A different digital world is on the horizon: one of sensors and beacons ready to pinpoint our location to within a few inches.
And marketers are eager to take advantage of this new opportunity.
Only these last few inches of marketing aren’t about sales opportunities and customer conversions. They are about trust and relationships.
Marketing has pushed, pulled, and evolved a lot over the last few decades to one end: getting closer to the consumer.
Think about just the transition from traditional marketing to digital marketing. With digital, marketers are able to have one to one conversations with their audiences, they can analyze and understand audience behavior through different digital touchpoints, providing a much more personalized experience.
You can’t do that through a magazine article or advertisement. Digital has enabled a truly fundamental change to the way that marketers engage with their audience.
But what I just described was only the first incarnation of the changes that digital has wrought on marketing.
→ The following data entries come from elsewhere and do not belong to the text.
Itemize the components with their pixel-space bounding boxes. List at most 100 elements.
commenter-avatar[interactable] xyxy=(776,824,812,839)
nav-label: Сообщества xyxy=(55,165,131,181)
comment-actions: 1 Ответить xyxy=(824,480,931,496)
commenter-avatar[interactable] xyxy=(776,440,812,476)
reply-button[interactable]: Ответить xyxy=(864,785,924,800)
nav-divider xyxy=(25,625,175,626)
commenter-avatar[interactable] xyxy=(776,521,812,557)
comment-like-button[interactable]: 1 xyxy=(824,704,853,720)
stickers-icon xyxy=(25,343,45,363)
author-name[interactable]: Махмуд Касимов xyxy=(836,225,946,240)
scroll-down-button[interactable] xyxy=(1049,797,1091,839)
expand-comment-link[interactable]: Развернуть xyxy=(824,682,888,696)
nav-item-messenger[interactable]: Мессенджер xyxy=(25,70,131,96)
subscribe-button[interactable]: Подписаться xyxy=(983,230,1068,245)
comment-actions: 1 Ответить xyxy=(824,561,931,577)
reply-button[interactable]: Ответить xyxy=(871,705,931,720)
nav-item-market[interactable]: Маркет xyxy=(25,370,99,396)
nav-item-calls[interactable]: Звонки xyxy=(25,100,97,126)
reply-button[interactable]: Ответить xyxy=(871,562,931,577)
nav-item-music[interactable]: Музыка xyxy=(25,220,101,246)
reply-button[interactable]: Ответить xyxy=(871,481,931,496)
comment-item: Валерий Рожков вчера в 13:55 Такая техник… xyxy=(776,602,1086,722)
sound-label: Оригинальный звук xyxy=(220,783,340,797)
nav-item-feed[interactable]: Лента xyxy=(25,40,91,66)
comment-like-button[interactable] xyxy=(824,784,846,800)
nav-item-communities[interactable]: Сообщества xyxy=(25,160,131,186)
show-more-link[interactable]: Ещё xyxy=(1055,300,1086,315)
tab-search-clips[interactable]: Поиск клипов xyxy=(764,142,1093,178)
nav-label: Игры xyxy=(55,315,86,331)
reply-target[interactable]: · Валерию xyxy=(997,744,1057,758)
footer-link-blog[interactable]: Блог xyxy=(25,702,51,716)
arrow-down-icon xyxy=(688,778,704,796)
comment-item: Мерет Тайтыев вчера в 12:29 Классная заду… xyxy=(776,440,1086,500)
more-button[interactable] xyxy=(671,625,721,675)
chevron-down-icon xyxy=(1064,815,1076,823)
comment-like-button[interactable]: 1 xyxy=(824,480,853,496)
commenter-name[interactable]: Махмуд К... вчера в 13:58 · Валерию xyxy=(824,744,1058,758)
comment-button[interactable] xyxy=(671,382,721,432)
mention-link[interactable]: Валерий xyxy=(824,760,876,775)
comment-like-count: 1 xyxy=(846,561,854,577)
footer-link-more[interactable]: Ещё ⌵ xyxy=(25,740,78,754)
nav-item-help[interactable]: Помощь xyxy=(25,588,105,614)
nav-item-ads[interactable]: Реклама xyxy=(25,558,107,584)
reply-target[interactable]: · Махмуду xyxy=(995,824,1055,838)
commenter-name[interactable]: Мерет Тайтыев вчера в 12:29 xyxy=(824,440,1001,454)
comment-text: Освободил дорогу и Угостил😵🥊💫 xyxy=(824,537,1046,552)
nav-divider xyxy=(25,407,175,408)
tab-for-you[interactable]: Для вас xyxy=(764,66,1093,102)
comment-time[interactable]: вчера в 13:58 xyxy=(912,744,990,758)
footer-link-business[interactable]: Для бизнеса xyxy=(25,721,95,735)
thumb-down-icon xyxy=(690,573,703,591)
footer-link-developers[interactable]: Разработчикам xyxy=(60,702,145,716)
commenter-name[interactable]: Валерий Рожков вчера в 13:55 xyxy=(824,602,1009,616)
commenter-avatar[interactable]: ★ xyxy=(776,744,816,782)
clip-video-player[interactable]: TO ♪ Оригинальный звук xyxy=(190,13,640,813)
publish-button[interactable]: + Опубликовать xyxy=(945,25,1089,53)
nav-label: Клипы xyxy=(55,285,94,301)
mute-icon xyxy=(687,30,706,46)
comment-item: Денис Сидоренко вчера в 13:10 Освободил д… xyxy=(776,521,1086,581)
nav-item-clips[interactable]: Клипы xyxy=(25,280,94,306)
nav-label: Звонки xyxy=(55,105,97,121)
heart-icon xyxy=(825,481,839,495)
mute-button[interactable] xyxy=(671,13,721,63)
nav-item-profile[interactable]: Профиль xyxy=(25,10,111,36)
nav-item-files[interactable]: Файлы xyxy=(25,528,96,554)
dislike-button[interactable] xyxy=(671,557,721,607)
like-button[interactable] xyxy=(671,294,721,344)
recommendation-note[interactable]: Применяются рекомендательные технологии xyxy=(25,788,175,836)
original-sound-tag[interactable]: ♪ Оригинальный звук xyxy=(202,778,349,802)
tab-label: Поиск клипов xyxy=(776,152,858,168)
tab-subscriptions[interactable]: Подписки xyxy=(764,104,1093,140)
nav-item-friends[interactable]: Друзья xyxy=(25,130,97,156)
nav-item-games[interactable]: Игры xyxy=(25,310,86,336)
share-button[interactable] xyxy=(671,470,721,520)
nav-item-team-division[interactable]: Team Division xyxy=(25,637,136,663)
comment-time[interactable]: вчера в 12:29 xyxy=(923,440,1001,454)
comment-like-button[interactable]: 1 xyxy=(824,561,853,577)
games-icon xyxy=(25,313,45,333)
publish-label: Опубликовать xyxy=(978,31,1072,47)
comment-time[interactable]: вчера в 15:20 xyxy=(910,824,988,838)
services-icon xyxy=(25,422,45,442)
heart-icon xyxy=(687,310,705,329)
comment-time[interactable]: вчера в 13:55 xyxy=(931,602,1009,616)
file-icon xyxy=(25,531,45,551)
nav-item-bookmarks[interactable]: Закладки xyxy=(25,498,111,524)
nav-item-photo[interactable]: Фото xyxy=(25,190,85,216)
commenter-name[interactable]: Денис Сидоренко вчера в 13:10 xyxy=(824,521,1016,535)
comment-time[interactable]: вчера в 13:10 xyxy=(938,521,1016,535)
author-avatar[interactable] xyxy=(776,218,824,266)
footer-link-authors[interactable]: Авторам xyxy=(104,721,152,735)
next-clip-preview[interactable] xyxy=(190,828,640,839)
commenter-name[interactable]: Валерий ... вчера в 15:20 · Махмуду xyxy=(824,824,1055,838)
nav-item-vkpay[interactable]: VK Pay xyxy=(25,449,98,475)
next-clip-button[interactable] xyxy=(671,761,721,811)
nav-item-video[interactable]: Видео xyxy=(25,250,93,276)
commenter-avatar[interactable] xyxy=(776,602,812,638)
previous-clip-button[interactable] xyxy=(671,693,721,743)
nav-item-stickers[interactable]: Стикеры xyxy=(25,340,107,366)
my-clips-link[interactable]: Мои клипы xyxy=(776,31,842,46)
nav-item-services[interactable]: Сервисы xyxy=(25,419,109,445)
As we became more dependent upon the internet, as we became more connected through our smartphones and other devices, marketing evolved again to include our proximity.
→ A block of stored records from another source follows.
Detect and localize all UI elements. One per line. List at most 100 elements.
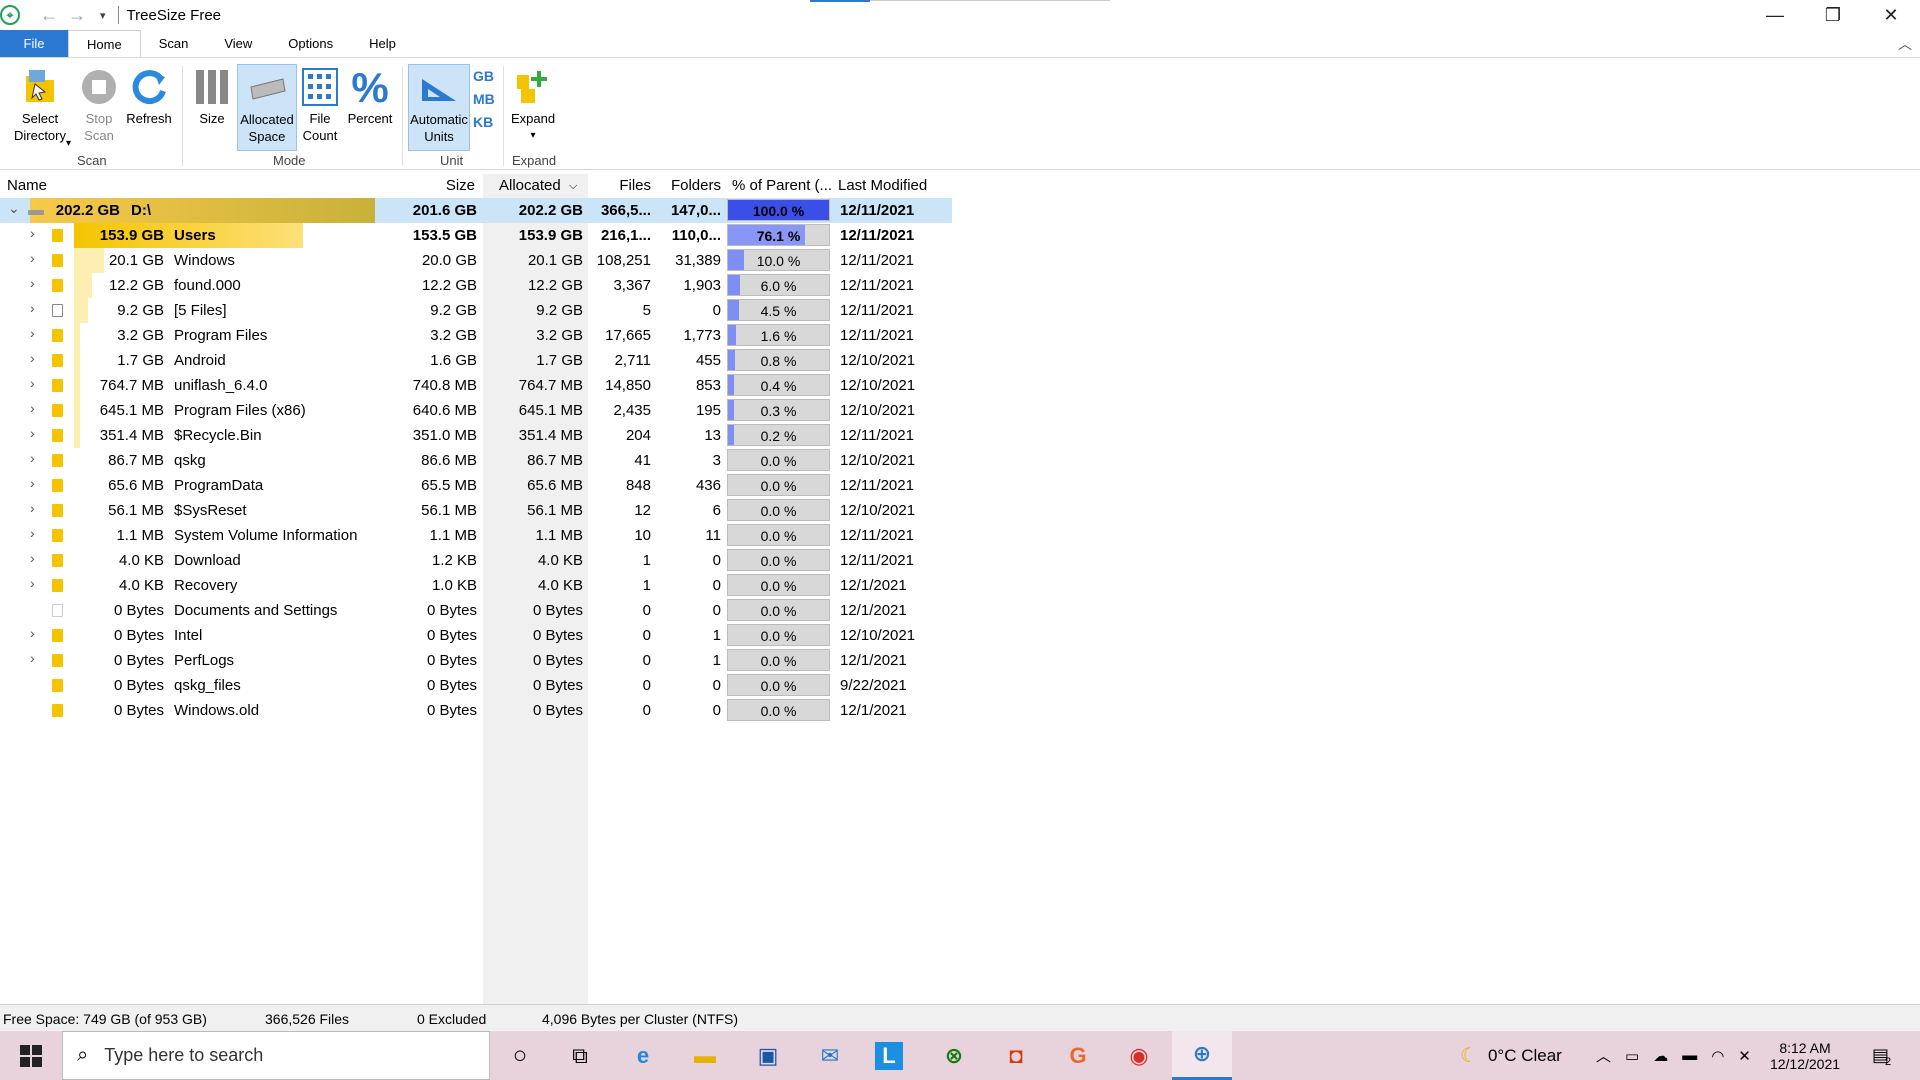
- g-app-icon[interactable]: G: [1061, 1039, 1095, 1073]
- wifi-icon[interactable]: ◠: [1711, 1047, 1724, 1065]
- tree-row[interactable]: › 351.4 MB $Recycle.Bin 351.0 MB 351.4 MB 204…: [0, 423, 952, 448]
- select-directory-button[interactable]: Select Directory ▾: [6, 64, 74, 149]
- treesize-taskbar-icon[interactable]: ⊕: [1172, 1031, 1232, 1080]
- tree-row[interactable]: › 1.1 MB System Volume Information 1.1 MB 1.…: [0, 523, 952, 548]
- allocated-space-button[interactable]: Allocated Space: [237, 64, 297, 151]
- column-header-name[interactable]: Name: [7, 177, 47, 194]
- store-icon[interactable]: ▣: [751, 1039, 785, 1073]
- cortana-icon[interactable]: ○: [503, 1039, 537, 1073]
- l-app-icon[interactable]: L: [875, 1042, 903, 1070]
- battery-icon[interactable]: ▬: [1682, 1047, 1697, 1064]
- tree-row[interactable]: 0 Bytes qskg_files 0 Bytes 0 Bytes 0 0 0.0 % 9/…: [0, 673, 952, 698]
- expand-chevron-icon[interactable]: ›: [30, 575, 35, 591]
- volume-muted-icon[interactable]: ✕: [1738, 1047, 1751, 1065]
- tree-row[interactable]: › 56.1 MB $SysReset 56.1 MB 56.1 MB 12 6 0.0 % 1…: [0, 498, 952, 523]
- tree-row[interactable]: › 4.0 KB Download 1.2 KB 4.0 KB 1 0 0.0 % 12/11/…: [0, 548, 952, 573]
- tab-home[interactable]: Home: [68, 30, 141, 57]
- expand-chevron-icon[interactable]: ›: [30, 275, 35, 291]
- tree-row[interactable]: › 1.7 GB Android 1.6 GB 1.7 GB 2,711 455 0.8 % 1…: [0, 348, 952, 373]
- restore-button[interactable]: ❐: [1804, 0, 1862, 30]
- back-arrow-icon[interactable]: ←: [40, 5, 58, 26]
- tree-row[interactable]: › 20.1 GB Windows 20.0 GB 20.1 GB 108,251 31,3…: [0, 248, 952, 273]
- expand-chevron-icon[interactable]: ›: [30, 525, 35, 541]
- office-icon[interactable]: ◘: [999, 1039, 1033, 1073]
- tree-row[interactable]: › 4.0 KB Recovery 1.0 KB 4.0 KB 1 0 0.0 % 12/1/2…: [0, 573, 952, 598]
- percent-button[interactable]: % Percent: [345, 64, 395, 127]
- file-explorer-icon[interactable]: ▬: [688, 1039, 722, 1073]
- tree-row[interactable]: › 153.9 GB Users 153.5 GB 153.9 GB 216,1... 11…: [0, 223, 952, 248]
- expand-chevron-icon[interactable]: ›: [30, 325, 35, 341]
- clock[interactable]: 8:12 AM 12/12/2021: [1760, 1031, 1850, 1080]
- column-header-files[interactable]: Files: [590, 177, 651, 194]
- unit-mb-button[interactable]: MB: [473, 91, 495, 107]
- xbox-icon[interactable]: ⊗: [937, 1039, 971, 1073]
- start-button[interactable]: [0, 1031, 62, 1080]
- ribbon-collapse-icon[interactable]: ︿: [1898, 34, 1912, 54]
- tree-row[interactable]: › 0 Bytes Intel 0 Bytes 0 Bytes 0 1 0.0 % 12/10/…: [0, 623, 952, 648]
- tab-file[interactable]: File: [0, 30, 68, 57]
- tab-help[interactable]: Help: [351, 30, 414, 57]
- chevron-up-icon[interactable]: ︿: [1596, 1045, 1611, 1066]
- quick-access-dropdown-icon[interactable]: ▾: [100, 9, 106, 22]
- tree-row[interactable]: › 3.2 GB Program Files 3.2 GB 3.2 GB 17,665 1,…: [0, 323, 952, 348]
- expand-chevron-icon[interactable]: ›: [30, 500, 35, 516]
- tree-row[interactable]: 0 Bytes Windows.old 0 Bytes 0 Bytes 0 0 0.0 % 1…: [0, 698, 952, 723]
- percent-text: 0.0 %: [760, 503, 797, 519]
- column-header-size[interactable]: Size: [375, 177, 475, 194]
- chrome-icon[interactable]: ◉: [1122, 1039, 1156, 1073]
- unit-gb-button[interactable]: GB: [473, 68, 495, 84]
- stop-scan-button[interactable]: Stop Scan: [76, 64, 122, 144]
- notifications-button[interactable]: ▤ 2: [1872, 1031, 1891, 1080]
- size-mode-button[interactable]: Size: [190, 64, 234, 127]
- item-name: Recovery: [174, 577, 238, 594]
- tree-row[interactable]: 0 Bytes Documents and Settings 0 Bytes 0 By…: [0, 598, 952, 623]
- tree-row[interactable]: › 9.2 GB [5 Files] 9.2 GB 9.2 GB 5 0 4.5 % 12/11…: [0, 298, 952, 323]
- tree-row[interactable]: › 764.7 MB uniflash_6.4.0 740.8 MB 764.7 MB 1…: [0, 373, 952, 398]
- percent-text: 10.0 %: [756, 253, 801, 269]
- expand-chevron-icon[interactable]: ›: [30, 350, 35, 366]
- onedrive-icon[interactable]: ☁: [1653, 1047, 1668, 1065]
- expand-chevron-icon[interactable]: ›: [30, 475, 35, 491]
- automatic-units-button[interactable]: Automatic Units: [408, 64, 470, 151]
- tree-row[interactable]: › 86.7 MB qskg 86.6 MB 86.7 MB 41 3 0.0 % 12/10/…: [0, 448, 952, 473]
- collapse-chevron-icon[interactable]: ⌄: [8, 200, 20, 217]
- expand-chevron-icon[interactable]: ›: [30, 650, 35, 666]
- forward-arrow-icon[interactable]: →: [68, 5, 86, 26]
- expand-chevron-icon[interactable]: ›: [30, 450, 35, 466]
- tree-row[interactable]: › 645.1 MB Program Files (x86) 640.6 MB 645.…: [0, 398, 952, 423]
- expand-chevron-icon[interactable]: ›: [30, 250, 35, 266]
- taskbar-search-box[interactable]: ⌕ Type here to search: [62, 1031, 490, 1080]
- weather-widget[interactable]: ☾ 0°C Clear: [1460, 1031, 1562, 1080]
- allocated-value: 12.2 GB: [527, 277, 583, 294]
- meet-now-icon[interactable]: ▭: [1625, 1047, 1639, 1065]
- tree-row[interactable]: ⌄ 202.2 GB D:\ 201.6 GB 202.2 GB 366,5... 147,…: [0, 198, 952, 223]
- tab-scan[interactable]: Scan: [141, 30, 207, 57]
- size-value: 640.6 MB: [412, 402, 477, 419]
- file-count-button[interactable]: File Count: [298, 64, 342, 144]
- column-header-folders[interactable]: Folders: [658, 177, 721, 194]
- expand-chevron-icon[interactable]: ›: [30, 625, 35, 641]
- expand-chevron-icon[interactable]: ›: [30, 375, 35, 391]
- folders-value: 0: [712, 677, 721, 694]
- column-header-last-modified[interactable]: Last Modified: [838, 177, 927, 194]
- expand-chevron-icon[interactable]: ›: [30, 550, 35, 566]
- tab-view[interactable]: View: [206, 30, 270, 57]
- expand-chevron-icon[interactable]: ›: [30, 425, 35, 441]
- expand-chevron-icon[interactable]: ›: [30, 400, 35, 416]
- close-button[interactable]: ✕: [1862, 0, 1920, 30]
- expand-button[interactable]: Expand ▾: [508, 64, 558, 144]
- column-header-percent-parent[interactable]: % of Parent (...: [732, 177, 832, 194]
- edge-icon[interactable]: e: [626, 1039, 660, 1073]
- mail-icon[interactable]: ✉: [813, 1039, 847, 1073]
- unit-kb-button[interactable]: KB: [473, 114, 495, 130]
- tree-row[interactable]: › 65.6 MB ProgramData 65.5 MB 65.6 MB 848 436 0…: [0, 473, 952, 498]
- task-view-icon[interactable]: ⧉: [563, 1039, 597, 1073]
- tree-row[interactable]: › 0 Bytes PerfLogs 0 Bytes 0 Bytes 0 1 0.0 % 12/…: [0, 648, 952, 673]
- minimize-button[interactable]: —: [1746, 0, 1804, 30]
- tree-row[interactable]: › 12.2 GB found.000 12.2 GB 12.2 GB 3,367 1,90…: [0, 273, 952, 298]
- expand-chevron-icon[interactable]: ›: [30, 300, 35, 316]
- tab-options[interactable]: Options: [270, 30, 351, 57]
- refresh-button[interactable]: Refresh: [124, 64, 174, 127]
- expand-chevron-icon[interactable]: ›: [30, 225, 35, 241]
- column-header-allocated[interactable]: Allocated: [499, 177, 561, 194]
Building off the devices that we can’t seem to live without, using built-in GPS and wi-fi, proximity gives the marketer a real-world location upon which to build a sense of context.
Standing in line at the grocery store? Waiting for the train to arrive? Sitting at a traffic light in a busy down-town? It’s all about context now and the message can be tailored to fit it.
Which brings me to the last few inches of marketing. If you haven’t had a chance, you should read The Age of Context by Robert Scoble and Shel Israel.
In this book, they describe a future of sensors. In your home, in retail locations, literally everywhere. These sensors will fundamentally change the way we interact with organizations and other people.
These sensors not only gather data about what we are doing, the sensors also provide a real-time, bi-directional conduit between consumers and organization.
Let’s call this pinpoint marketing. When a store is outfitted with iBeacon sensors for example, it will enable marketers to know not only that the person is in the store, but what aisle they are in or in front of what rack of clothing they are standing.
This is an evolutionary transformation of how marketers can leverage mobile technologies to engage with their audiences.
Proximity marketing was all guesswork, sending out semi-targeted messaging to the entire store. Pinpoint marketing is like having a string attached to the finger of each and every consumer in the store.
It enables one to one engagement by connecting with each and every phone connected to the sensor network. With an application on the iPhone, for example, messaging could be truly personalized and even take into account rich, historical data on the person.
Imagine getting an in-store message that goes something like, “Hi Joe! We hope you enjoyed the laptop you purchased last week. Did you know that the Samsung hard drive you are standing in front of will make your laptop boot even faster (in addition to providing more space)? Go ahead, grab it. We’ll even take 25% off at the register!”
But pinpoint marketing isn’t just about dishing out deals, advertising, and coupons. This kind of unprecedented connectivity between organization and consumers is all about relationship building.
Marketers now have the ability to establish real-time credibility through helpfulness. Imagine having a BestBuy agent in your pocket, ready to answer questions as you are walking around the store, perhaps even connecting via video chat when you really need assistance (and everyone else is busy)?
Imagine having your phone beep and a short article become available on the difference between 1080i and 4K TVs…while you are standing in front of a specific model television?
The last few inches of marketing don’t have to be sales-oriented. Those inches can be helpful, credible, and authentic. Pinpoint marketing will literally put marketers into the pockets of consumers. And that is powerful.
Of course, pinpoint marketing is going to require a strategy. I can already predict that most marketers will probably utilize this new found power to just deliver the same old messages in the same old way.
The sensors that will fill your local grocery store will be, to them, just another channel. Only that won’t really get them anywhere as consumers are already reticent to give their personal information to marketers, according to a pair of recent studies, one by the German research company GFK and the other by the American Pew Research Institute.
In order to be successful in this new world of pinpoint marketing, marketers will need to see it as a way to develop and foster relationships…not just a way to push information.
Because those last few inches of marketing aren’t just a technology chasm. They are a trust chasm. Only when marketers understand that will consumers give them the keys to castle.